Living with Noval atypical hemolytic uremic syndrome
Medication adherence
Because eculizumab/ravulizumab are given intravenously, most patients arrange monthly infusion visits at an infusion center or at home via a nurse. Missing a dose can lead to rapid disease relapse; set reminders and keep a medication calendar.
Monitoring schedule
- Every 1–2 weeks (initial phase): CBC, LDH, creatinine, blood pressure.
- Every 1–3 months (stable phase): same labs plus urinalysis for proteinuria.
- Annually: complement activity panel and genetic counseling review.
Renal health
Even with successful complement inhibition, some patients develop chronic kidney disease (CKD). Nephrology follow‑up, low‑salt diet, and avoidance of nephrotoxic drugs (NSAIDs, contrast agents) are essential.
Psychosocial considerations
- Connect with patient support groups (e.g., aHUS Foundation). Sharing experiences reduces anxiety and improves coping.

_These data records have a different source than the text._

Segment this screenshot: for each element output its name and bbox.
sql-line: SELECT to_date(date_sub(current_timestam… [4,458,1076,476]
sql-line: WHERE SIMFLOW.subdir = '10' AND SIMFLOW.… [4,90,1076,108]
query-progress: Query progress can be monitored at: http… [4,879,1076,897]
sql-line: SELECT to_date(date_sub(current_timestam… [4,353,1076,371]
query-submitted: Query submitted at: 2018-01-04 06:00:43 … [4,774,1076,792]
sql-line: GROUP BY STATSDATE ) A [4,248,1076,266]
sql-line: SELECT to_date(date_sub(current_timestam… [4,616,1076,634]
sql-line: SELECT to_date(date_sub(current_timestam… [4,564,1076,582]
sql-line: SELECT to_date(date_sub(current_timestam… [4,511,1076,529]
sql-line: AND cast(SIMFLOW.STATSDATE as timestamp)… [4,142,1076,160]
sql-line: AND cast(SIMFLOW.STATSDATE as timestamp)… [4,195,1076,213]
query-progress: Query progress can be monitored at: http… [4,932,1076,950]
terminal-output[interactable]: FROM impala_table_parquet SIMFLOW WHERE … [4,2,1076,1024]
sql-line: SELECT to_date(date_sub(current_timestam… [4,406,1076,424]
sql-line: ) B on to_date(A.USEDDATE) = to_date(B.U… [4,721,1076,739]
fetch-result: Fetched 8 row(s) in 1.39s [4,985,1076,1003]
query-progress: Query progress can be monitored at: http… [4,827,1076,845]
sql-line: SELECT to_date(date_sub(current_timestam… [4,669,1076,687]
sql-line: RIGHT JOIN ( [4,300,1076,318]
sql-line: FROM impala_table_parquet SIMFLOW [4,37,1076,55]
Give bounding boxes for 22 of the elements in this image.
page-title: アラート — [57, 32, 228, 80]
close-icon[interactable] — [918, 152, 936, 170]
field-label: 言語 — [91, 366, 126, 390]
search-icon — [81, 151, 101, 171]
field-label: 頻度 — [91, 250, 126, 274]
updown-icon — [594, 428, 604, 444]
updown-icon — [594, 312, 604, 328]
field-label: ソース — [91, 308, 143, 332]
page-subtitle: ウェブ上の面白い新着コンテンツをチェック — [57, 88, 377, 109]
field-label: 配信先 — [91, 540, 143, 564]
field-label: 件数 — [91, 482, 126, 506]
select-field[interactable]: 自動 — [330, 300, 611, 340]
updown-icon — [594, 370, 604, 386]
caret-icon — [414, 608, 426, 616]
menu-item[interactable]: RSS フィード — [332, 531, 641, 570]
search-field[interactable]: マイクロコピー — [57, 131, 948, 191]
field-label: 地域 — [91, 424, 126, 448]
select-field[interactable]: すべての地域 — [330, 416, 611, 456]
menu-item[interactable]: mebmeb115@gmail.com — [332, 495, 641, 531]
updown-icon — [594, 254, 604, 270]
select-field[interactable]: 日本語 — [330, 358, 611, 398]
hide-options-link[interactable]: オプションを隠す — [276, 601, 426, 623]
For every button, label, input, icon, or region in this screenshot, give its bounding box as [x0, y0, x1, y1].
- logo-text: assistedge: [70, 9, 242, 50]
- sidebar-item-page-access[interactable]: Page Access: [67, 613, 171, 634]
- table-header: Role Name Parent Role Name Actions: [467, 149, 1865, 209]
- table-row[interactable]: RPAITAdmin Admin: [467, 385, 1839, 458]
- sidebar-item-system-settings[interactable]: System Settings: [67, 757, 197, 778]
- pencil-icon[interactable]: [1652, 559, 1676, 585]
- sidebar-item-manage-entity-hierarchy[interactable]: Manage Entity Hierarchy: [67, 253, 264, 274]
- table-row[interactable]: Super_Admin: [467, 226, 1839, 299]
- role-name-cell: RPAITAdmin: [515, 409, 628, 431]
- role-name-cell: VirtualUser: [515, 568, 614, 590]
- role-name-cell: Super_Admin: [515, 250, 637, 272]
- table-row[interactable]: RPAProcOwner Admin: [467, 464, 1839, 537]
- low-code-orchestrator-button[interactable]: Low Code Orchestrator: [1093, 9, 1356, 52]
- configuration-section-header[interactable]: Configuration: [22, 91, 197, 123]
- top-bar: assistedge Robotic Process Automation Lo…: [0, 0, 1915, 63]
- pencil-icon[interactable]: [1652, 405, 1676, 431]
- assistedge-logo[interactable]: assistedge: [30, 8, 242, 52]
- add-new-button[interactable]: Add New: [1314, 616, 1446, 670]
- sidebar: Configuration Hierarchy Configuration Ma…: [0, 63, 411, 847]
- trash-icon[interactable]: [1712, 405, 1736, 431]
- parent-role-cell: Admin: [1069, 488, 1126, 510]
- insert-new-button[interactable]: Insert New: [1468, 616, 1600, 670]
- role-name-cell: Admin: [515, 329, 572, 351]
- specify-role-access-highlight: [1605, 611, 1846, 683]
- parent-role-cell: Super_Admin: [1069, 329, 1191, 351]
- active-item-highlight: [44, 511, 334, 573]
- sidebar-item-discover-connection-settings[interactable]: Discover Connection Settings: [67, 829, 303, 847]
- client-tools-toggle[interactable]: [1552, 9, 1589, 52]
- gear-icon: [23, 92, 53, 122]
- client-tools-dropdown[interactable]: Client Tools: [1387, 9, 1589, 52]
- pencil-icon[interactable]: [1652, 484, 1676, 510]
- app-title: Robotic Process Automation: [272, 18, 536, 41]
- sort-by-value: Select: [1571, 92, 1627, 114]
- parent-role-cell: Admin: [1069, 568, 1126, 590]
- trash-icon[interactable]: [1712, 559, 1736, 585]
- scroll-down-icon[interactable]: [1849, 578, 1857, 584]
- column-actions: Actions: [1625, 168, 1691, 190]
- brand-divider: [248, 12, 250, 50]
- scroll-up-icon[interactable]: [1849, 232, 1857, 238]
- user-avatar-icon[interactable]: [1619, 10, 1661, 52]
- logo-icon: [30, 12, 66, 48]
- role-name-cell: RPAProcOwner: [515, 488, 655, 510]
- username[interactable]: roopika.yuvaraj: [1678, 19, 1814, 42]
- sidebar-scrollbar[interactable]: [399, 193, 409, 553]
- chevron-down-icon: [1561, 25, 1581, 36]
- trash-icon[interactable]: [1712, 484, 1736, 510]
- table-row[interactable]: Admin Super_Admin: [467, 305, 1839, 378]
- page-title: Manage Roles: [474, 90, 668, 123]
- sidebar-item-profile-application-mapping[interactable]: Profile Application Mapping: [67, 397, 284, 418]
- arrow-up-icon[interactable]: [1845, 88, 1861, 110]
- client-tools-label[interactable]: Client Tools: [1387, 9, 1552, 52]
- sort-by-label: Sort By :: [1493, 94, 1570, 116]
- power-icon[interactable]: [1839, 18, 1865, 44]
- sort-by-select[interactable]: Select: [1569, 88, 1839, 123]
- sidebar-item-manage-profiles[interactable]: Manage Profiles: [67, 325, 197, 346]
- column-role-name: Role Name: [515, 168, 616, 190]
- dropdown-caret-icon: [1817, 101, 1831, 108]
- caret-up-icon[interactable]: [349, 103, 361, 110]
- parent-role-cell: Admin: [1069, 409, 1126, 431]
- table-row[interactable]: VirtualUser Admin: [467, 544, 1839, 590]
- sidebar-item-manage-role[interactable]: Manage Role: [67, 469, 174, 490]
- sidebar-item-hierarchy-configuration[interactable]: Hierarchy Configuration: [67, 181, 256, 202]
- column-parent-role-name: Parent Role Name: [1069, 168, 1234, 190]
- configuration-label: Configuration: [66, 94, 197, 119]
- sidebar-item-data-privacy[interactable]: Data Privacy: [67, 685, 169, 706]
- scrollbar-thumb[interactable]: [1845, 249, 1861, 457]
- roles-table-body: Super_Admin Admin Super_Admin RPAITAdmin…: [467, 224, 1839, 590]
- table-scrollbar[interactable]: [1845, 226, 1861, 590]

- Consider counseling for chronic illness stress, especially in children and adolescents.
- Insurance navigation: document diagnosis, genetic results, and treatment plan to secure coverage for high‑cost biologics.
Pregnancy
Women with aHUS can have successful pregnancies, but they are at higher risk for relapse, especially postpartum. Close monitoring by a multidisciplinary team (nephrology, obstetrics, hematology) and continuation of complement inhibition (often with ravulizumab due to its longer dosing interval) are recommended [5] Am J Kidney Dis 2022.
Prevention
Because the disease is largely genetically driven, true primary prevention is limited. However, risk can be reduced by:
- Vaccination against meningococcus before starting complement inhibitors.
- Early treatment of infections – particularly urinary and respiratory infections that can act as triggers.
- Avoiding known drug precipitants (e.g., high‑dose calcineurin inhibitors) when alternative therapies exist.
- Family screening – relatives of a patient should be offered genetic counseling and, if a pathogenic mutation is identified, baseline complement testing even before symptoms appear.
- Pre‑emptive complement inhibition – in patients with known high‑risk mutations who have previously relapsed, some clinicians maintain prophylactic eculizumab/ravulizumab during high‑risk periods (pregnancy, surgery).
Complications
If aHUS is not promptly controlled, the following complications may arise:
- End‑stage renal disease (ESRD) – occurs in 30‑50 % of untreated patients within months.
- Chronic hypertension – often refractory and a major cardiovascular risk factor.
- Recurrent TMA episodes – each flare can cause cumulative organ damage.
- Neurologic sequelae – stroke, seizures, or persistent cognitive deficits.
- Cardiomyopathy – due to sustained hypertension and microvascular injury.
- Pregnancy loss – miscarriage, preeclampsia, or fetal growth restriction.
- Infection risk – especially meningococcal sepsis in patients on complement inhibitors.
When to Seek Emergency Care
Call 911 or go to the nearest emergency department if you experience any of the following:
- Sudden decrease in urine output or complete lack of urine.
- Severe, worsening shortness of breath or chest pain.
- Rapidly rising blood pressure (≥ 180/120 mmHg) with headache, vision changes, or confusion.
- Unexplained bruising, bleeding, or a sudden drop in platelet count (if you have recent lab results).
- High fever (> 38.5 °C) with chills, especially if you have a known complement inhibitor in place.
- New neurological symptoms – seizure, slurred speech, weakness on one side.
These signs may indicate a relapse or a life‑threatening complication that requires immediate plasma exchange, dialysis, or urgent adjustment of complement therapy.
References
- National Institute of Diabetes and Digestive and Kidney Diseases (NIDDK). “Atypical Hemolytic Uremic Syndrome.” Updated 2023. https://www.niddk.nih.gov/…
- Mayo Clinic. “Atypical hemolytic‑uremic syndrome (aHUS).” Accessed May 2024. https://www.mayoclinic.org/…
- Legendre CM, et al. “Eculizumab in Atypical Hemolytic‑Uremic Syndrome.” New England Journal of Medicine. 2013;368:228‑236. DOI:10.1056/NEJMoa1209385.
- KDIGO Clinical Practice Guideline for Thrombotic Microangiopathy. Kidney International Supplements. 2021.
- Shepherd A, et al. “Management of aHUS in Pregnancy.” American Journal of Kidney Diseases. 2022;80(4):565‑576.